The study was recently presented at the annual meeting of the Radiological Society of North America (RSNA; 28 November–2 December 2021, Chicago, USA and virtual).
“Much has been written about the overall pulmonary problems related to COVID-19, but we do not often talk about the other organs that can be affected,” said the study’s lead author Scott H Faro, professor of radiology and neurology, and director of the Division of Neuroradiology/Head & Neck Imaging, at Thomas Jefferson University in Philadelphia, USA. “Our study shows that central nervous system complications represent a significant cause of morbidity and mortality in this devastating pandemic.”
Faro initiated the study after discovering that existing literature on central nervous system complications in hospitalised patients infected with COVID-19 was based on a relatively small number of cases.
To derive a more complete picture, he and his colleagues analysed nearly 40,000 cases of hospitalised COVID-19-positive patients from seven US and four western European university hospitals. The patients had been admitted between September 2019 and June 2020. Their average age was 66 years, and there were twice as many men as women.

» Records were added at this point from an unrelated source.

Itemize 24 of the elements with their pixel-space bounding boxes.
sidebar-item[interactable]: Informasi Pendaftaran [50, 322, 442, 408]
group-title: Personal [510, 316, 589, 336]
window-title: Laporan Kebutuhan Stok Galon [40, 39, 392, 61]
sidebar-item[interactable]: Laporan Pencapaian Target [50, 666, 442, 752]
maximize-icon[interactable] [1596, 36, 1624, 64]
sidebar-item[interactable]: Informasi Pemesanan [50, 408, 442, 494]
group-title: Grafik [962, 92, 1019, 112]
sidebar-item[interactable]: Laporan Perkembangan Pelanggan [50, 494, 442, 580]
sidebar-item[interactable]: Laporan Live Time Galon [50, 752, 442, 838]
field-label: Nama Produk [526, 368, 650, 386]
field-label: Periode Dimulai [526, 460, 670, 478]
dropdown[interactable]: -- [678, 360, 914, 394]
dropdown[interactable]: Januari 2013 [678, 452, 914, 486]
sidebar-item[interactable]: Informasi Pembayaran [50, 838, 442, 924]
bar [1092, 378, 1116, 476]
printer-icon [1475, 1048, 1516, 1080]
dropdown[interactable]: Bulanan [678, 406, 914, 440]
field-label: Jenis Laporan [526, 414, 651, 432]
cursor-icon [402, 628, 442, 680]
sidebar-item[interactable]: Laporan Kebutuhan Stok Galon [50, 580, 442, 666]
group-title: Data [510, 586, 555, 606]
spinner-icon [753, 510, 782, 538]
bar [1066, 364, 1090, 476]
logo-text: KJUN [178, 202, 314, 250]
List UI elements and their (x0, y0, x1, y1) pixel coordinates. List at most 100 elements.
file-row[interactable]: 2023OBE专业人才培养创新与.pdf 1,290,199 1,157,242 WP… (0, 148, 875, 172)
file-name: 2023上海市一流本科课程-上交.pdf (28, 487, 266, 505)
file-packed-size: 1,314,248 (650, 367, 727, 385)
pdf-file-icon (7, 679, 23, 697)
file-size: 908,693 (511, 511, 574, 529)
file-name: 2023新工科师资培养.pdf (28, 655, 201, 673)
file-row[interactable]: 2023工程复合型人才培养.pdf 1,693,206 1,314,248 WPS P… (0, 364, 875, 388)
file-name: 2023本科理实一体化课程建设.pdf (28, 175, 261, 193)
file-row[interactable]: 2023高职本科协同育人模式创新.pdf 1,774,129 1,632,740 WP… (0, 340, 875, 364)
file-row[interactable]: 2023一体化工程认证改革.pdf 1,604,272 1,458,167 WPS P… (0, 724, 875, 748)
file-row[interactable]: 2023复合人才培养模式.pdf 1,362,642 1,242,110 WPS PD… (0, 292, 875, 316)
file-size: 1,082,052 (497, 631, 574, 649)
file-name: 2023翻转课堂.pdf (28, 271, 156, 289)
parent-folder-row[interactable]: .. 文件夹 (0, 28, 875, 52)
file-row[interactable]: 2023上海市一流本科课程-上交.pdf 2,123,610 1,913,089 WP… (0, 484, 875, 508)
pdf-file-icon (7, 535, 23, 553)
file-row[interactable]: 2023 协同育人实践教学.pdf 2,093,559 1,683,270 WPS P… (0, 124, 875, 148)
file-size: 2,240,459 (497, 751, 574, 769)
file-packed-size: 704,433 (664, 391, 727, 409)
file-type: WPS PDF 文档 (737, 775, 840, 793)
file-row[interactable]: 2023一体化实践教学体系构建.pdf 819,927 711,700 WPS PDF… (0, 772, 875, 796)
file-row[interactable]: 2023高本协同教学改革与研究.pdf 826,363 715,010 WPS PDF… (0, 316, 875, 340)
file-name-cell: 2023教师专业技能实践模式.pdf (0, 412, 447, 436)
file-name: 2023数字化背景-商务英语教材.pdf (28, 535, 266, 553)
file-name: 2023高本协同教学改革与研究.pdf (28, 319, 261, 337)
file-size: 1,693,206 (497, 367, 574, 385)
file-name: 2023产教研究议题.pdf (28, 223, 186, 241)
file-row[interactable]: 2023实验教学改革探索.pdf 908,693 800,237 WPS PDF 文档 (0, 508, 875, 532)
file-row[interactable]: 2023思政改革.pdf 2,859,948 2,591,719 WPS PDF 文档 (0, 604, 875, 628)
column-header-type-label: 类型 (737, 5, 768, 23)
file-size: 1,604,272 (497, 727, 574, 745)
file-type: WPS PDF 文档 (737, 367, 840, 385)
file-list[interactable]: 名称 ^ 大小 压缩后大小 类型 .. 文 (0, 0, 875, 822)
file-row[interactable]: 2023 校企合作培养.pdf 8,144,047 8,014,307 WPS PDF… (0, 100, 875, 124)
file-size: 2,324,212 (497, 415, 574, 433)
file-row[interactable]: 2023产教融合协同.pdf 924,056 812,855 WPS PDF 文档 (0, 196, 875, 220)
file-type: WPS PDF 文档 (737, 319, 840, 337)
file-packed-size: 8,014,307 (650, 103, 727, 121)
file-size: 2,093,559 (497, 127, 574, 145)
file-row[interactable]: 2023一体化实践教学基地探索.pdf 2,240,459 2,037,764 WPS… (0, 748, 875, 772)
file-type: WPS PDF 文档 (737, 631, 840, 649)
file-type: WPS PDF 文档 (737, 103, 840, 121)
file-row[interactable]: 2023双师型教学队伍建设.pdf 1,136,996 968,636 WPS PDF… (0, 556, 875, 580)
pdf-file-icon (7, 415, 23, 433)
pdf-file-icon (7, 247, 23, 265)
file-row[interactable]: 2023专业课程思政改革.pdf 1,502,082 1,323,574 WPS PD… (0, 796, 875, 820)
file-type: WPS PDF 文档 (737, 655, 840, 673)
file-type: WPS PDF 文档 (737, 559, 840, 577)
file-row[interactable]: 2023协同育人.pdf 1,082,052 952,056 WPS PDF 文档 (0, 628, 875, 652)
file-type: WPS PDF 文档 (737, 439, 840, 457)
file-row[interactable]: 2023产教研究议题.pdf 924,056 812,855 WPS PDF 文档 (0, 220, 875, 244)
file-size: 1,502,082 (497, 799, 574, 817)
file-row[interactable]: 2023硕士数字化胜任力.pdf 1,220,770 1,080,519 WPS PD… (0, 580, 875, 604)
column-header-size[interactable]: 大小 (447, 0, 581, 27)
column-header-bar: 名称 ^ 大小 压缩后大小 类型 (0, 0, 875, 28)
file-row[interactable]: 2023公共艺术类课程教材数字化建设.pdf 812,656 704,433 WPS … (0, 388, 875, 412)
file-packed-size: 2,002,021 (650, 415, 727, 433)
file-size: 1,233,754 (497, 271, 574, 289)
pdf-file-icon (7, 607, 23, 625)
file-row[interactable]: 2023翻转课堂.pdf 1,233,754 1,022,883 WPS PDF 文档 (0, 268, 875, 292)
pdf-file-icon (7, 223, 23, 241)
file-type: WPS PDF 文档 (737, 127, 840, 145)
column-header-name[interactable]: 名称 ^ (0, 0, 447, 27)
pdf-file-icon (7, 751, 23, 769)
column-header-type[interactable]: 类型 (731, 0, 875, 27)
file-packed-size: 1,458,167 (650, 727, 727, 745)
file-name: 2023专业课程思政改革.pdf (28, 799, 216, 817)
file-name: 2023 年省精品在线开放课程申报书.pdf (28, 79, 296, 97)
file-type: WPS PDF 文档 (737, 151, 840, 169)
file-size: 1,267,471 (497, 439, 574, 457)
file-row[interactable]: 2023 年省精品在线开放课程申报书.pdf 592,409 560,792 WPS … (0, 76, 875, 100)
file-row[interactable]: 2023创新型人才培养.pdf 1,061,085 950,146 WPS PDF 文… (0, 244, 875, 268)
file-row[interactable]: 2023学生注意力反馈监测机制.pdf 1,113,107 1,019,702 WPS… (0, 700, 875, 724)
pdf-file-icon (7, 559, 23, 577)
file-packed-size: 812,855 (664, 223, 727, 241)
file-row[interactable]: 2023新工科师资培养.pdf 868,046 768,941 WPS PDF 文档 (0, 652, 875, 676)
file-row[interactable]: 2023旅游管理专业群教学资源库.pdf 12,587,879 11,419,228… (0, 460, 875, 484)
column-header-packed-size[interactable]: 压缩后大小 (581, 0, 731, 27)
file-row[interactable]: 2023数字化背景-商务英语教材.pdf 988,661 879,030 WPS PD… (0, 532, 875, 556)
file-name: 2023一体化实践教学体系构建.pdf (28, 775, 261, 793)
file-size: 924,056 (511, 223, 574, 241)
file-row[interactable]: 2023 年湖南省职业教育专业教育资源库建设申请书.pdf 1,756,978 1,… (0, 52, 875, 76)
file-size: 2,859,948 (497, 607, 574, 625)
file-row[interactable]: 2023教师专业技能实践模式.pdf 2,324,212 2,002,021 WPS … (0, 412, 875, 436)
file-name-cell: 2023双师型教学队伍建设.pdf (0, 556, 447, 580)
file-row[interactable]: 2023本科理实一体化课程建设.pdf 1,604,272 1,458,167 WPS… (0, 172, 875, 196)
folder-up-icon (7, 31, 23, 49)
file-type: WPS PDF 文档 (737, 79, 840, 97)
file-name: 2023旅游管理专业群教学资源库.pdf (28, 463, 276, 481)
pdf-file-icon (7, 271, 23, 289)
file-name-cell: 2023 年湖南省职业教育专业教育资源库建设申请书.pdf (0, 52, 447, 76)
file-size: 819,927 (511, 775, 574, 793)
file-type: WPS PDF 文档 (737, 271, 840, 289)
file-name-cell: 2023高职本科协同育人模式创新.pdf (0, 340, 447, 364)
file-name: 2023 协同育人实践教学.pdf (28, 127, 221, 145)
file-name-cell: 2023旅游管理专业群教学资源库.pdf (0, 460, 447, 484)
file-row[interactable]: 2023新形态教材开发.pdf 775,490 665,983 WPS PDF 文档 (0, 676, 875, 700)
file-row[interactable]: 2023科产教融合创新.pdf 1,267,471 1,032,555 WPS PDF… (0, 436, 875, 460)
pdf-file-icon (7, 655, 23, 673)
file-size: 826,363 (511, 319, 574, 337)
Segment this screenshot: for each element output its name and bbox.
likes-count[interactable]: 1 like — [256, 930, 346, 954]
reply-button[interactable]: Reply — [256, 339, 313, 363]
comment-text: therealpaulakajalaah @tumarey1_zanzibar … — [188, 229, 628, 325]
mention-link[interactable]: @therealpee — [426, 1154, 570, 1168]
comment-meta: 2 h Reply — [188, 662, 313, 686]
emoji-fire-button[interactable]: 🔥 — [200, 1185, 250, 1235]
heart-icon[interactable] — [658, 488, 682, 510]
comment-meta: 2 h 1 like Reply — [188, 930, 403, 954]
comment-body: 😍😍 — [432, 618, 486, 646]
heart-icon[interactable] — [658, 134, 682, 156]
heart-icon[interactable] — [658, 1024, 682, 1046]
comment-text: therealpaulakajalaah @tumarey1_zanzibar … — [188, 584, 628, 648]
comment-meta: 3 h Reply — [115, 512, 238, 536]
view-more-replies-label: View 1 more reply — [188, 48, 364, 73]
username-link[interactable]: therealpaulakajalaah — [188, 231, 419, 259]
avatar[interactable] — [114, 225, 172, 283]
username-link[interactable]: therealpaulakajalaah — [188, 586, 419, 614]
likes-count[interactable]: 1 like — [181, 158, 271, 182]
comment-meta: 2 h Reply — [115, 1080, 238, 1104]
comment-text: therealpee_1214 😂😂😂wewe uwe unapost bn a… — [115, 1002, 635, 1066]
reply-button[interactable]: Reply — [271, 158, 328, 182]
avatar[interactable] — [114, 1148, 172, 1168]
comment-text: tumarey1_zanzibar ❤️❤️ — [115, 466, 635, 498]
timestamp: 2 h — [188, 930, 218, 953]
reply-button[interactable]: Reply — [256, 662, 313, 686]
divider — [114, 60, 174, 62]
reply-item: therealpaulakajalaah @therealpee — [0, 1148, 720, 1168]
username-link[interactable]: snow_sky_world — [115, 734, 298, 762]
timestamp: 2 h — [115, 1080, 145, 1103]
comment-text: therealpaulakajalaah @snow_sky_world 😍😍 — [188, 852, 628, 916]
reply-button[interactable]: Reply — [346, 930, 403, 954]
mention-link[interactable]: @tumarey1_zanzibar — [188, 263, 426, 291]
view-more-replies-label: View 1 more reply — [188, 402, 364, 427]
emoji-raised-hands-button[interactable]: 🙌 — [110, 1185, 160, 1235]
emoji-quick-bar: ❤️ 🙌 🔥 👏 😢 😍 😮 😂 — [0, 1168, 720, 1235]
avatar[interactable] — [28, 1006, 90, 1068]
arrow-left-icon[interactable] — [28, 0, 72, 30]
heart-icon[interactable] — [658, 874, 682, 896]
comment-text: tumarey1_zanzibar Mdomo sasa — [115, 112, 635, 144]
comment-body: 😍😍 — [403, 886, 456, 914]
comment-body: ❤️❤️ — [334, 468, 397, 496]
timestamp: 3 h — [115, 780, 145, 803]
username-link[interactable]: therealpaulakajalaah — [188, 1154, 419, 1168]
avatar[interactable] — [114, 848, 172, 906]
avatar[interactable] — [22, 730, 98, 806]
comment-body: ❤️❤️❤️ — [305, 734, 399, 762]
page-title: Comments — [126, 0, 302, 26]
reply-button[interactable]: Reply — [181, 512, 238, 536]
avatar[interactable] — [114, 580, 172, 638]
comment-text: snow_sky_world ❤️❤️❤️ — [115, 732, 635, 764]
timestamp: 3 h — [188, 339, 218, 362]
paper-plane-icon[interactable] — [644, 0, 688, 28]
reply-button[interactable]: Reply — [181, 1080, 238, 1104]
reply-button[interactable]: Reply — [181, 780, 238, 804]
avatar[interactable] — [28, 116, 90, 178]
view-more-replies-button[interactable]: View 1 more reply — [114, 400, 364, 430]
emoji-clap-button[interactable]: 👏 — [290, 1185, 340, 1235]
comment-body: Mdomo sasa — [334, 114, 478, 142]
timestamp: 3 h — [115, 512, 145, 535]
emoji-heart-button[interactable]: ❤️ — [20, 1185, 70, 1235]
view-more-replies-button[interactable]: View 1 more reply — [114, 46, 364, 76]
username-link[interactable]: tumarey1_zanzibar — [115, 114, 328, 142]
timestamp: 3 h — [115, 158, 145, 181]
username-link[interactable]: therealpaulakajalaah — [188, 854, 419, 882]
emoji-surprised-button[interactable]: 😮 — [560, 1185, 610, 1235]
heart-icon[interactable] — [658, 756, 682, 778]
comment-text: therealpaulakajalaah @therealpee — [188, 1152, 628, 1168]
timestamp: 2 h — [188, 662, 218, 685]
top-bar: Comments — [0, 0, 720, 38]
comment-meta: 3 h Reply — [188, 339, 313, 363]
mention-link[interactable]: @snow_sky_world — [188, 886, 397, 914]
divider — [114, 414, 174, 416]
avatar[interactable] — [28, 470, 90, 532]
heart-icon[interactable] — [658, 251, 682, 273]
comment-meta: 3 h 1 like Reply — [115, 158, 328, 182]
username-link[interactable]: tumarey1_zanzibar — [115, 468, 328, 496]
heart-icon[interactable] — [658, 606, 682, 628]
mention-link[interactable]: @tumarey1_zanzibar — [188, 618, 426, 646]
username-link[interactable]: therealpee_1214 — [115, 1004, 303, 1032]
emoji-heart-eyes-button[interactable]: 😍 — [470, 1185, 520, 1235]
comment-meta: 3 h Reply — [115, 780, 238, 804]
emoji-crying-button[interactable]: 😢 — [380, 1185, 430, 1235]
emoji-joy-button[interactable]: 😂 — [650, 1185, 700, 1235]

The most common cause of admission was confusion and altered mental status, followed by fever. Many of the patients had comorbidities like hypertension, cardiac disease and diabetes.
There were 442 acute neuroimaging findings that were most likely associated with the viral infection. The overall incidence of central nervous system complications in this large patient group was 1.2%.
“Of all the inpatients who had imaging, such as MRI [magnetic resonance imaging] or a CT [computed tomography] scan of the brain, the exam was positive approximately 10% of the time,” Faro added. “The incidence of 1.2% means that a little more than one in 100 patients admitted to the hospital with COVID-19 are going to have a brain problem of some sort.”
The most common complication was ischaemic stroke, with an incidence of 6.2%, followed by intracranial haemorrhage (3.72%) and encephalitis (0.47%)—an inflammation of the brain.
The researchers also discovered a small percentage of unusual findings, such as acute disseminating encephalomyelitis—an inflammation of the brain and spinal cord—and posterior reversible encephalopathy syndrome, which is a syndrome that mimics many of the symptoms of a stroke.
“It is important to know an accurate incidence of all the major central nervous system complications,” Faro concluded. “There should probably be a low threshold to order brain imaging for patients with COVID-19.”